It was during this convention that the veil was finally lifted from my eyes and I saw, clearly, that Jesus is our King and Messiah, the Saviour of the world. The Christians at the convention reflected this in their lives, they were real witnesses. It was through them and the Bible expositions that I finally took Jesus as my Saviour and Lord. My heart overflowed with love for my heavenly Redeemer. I returned home a new man. All my past life, with its sins had disappeared and an absolute certainty filled my heart: Jesus is the Son of God, Who died on the cross to save me from eternal perdition! A sweet and peaceful joy took hold of me. Words fail me to describe the feeling of happiness at having found the Messiah, of Whom Moses and the prophets had spoken. I understood then that it was these Christians who had entered into Jewish blessings and not me who had become a non-Jew.
Comforted by the Lord
I was afraid to tell my family but, in time, I wrote them a letter.
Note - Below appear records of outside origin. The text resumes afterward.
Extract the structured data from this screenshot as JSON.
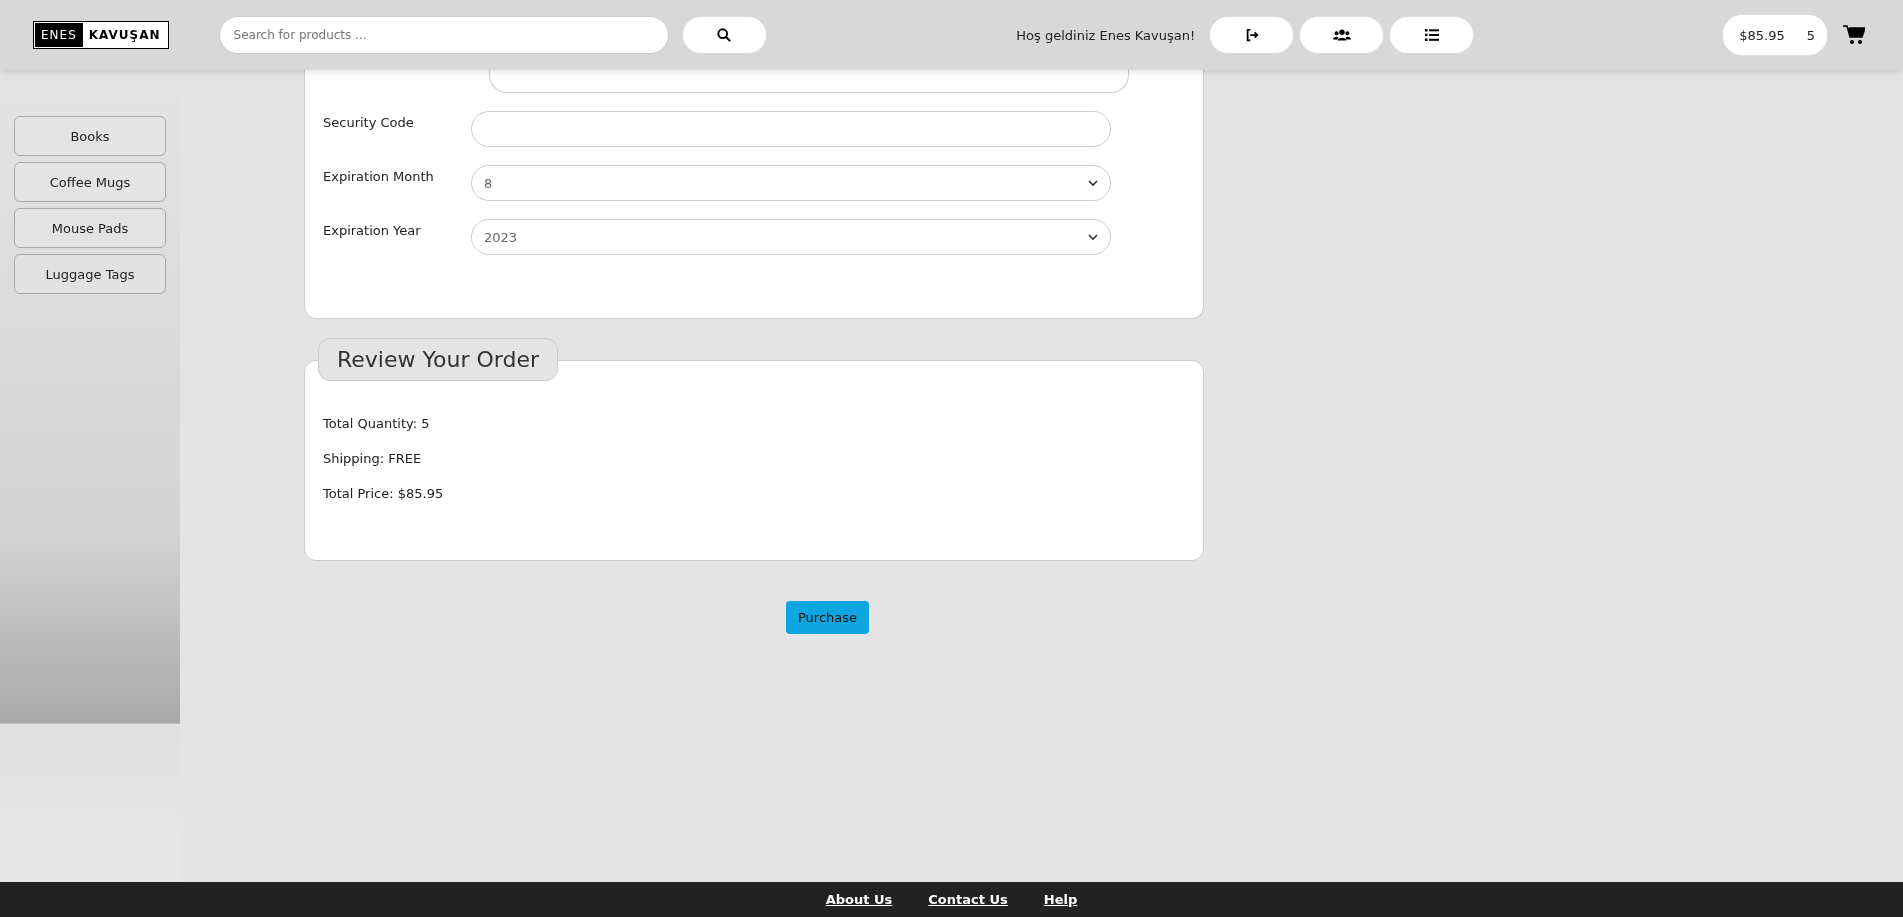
{
  "header": {
    "logo": {
      "left": "ENES",
      "right": "KAVUŞAN"
    },
    "search": {
      "placeholder": "Search for products ..."
    },
    "welcome": "Hoş geldiniz Enes Kavuşan!",
    "actions": [
      {
        "kind": "logout"
      },
      {
        "kind": "users"
      },
      {
        "kind": "list"
      }
    ],
    "cart": {
      "total": "$85.95",
      "count": "5"
    }
  },
  "sidebar": {
    "items": [
      {
        "label": "Books"
      },
      {
        "label": "Coffee Mugs"
      },
      {
        "label": "Mouse Pads"
      },
      {
        "label": "Luggage Tags"
      }
    ]
  },
  "payment": {
    "fields": [
      {
        "kind": "cut"
      },
      {
        "label": "Security Code",
        "kind": "text"
      },
      {
        "label": "Expiration Month",
        "kind": "select",
        "value": "8"
      },
      {
        "label": "Expiration Year",
        "kind": "select",
        "value": "2023"
      }
    ]
  },
  "review": {
    "title": "Review Your Order",
    "lines": [
      "Total Quantity: 5",
      "Shipping: FREE",
      "Total Price: $85.95"
    ]
  },
  "purchase_button": "Purchase",
  "footer": {
    "links": [
      "About Us",
      "Contact Us",
      "Help"
    ]
  }
}
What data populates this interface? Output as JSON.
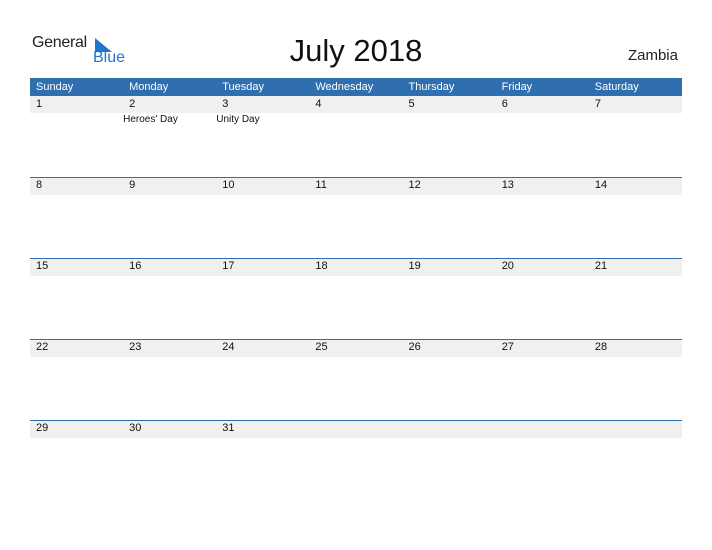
{
  "logo": {
    "general": "General",
    "blue": "Blue",
    "brand_color": "#1f77c7"
  },
  "title": "July 2018",
  "country": "Zambia",
  "header_color": "#2f6fb0",
  "weekdays": [
    "Sunday",
    "Monday",
    "Tuesday",
    "Wednesday",
    "Thursday",
    "Friday",
    "Saturday"
  ],
  "weeks": [
    [
      {
        "day": "1"
      },
      {
        "day": "2",
        "event": "Heroes' Day"
      },
      {
        "day": "3",
        "event": "Unity Day"
      },
      {
        "day": "4"
      },
      {
        "day": "5"
      },
      {
        "day": "6"
      },
      {
        "day": "7"
      }
    ],
    [
      {
        "day": "8"
      },
      {
        "day": "9"
      },
      {
        "day": "10"
      },
      {
        "day": "11"
      },
      {
        "day": "12"
      },
      {
        "day": "13"
      },
      {
        "day": "14"
      }
    ],
    [
      {
        "day": "15"
      },
      {
        "day": "16"
      },
      {
        "day": "17"
      },
      {
        "day": "18"
      },
      {
        "day": "19"
      },
      {
        "day": "20"
      },
      {
        "day": "21"
      }
    ],
    [
      {
        "day": "22"
      },
      {
        "day": "23"
      },
      {
        "day": "24"
      },
      {
        "day": "25"
      },
      {
        "day": "26"
      },
      {
        "day": "27"
      },
      {
        "day": "28"
      }
    ],
    [
      {
        "day": "29"
      },
      {
        "day": "30"
      },
      {
        "day": "31"
      },
      {
        "day": ""
      },
      {
        "day": ""
      },
      {
        "day": ""
      },
      {
        "day": ""
      }
    ]
  ]
}
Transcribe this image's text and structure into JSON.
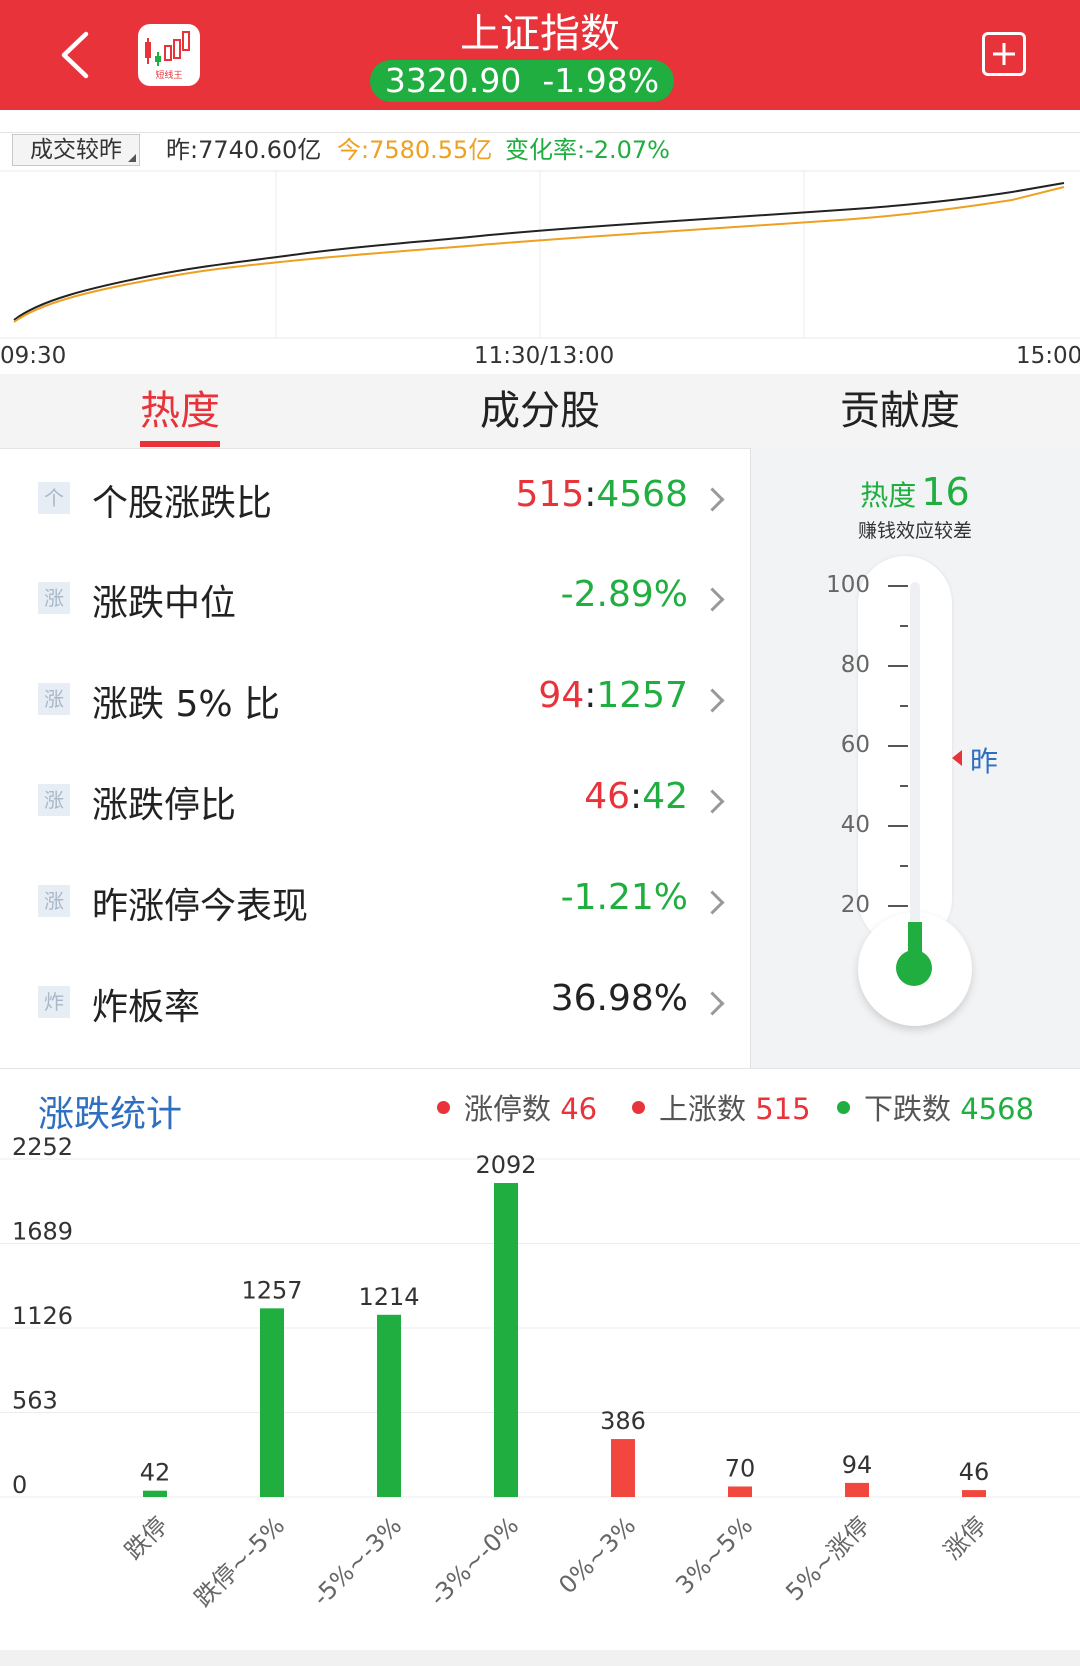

However, they never received it, as at the same time the Second World War broke out. In that abhorrent war I lost all my family members in concentration camps. This experience shocked me deeply, but in this misery the Lord comforted me by opening many doors to tell the Gospel to Jewish people in Morocco, France and the whole of Europe.
Read more about the life of Henry Pokzrywa in:
Juif errant – juif herault: Recit autobiographique de Hillel Pokzrywa (French Edition) by Hillel Pokzrywa (1992)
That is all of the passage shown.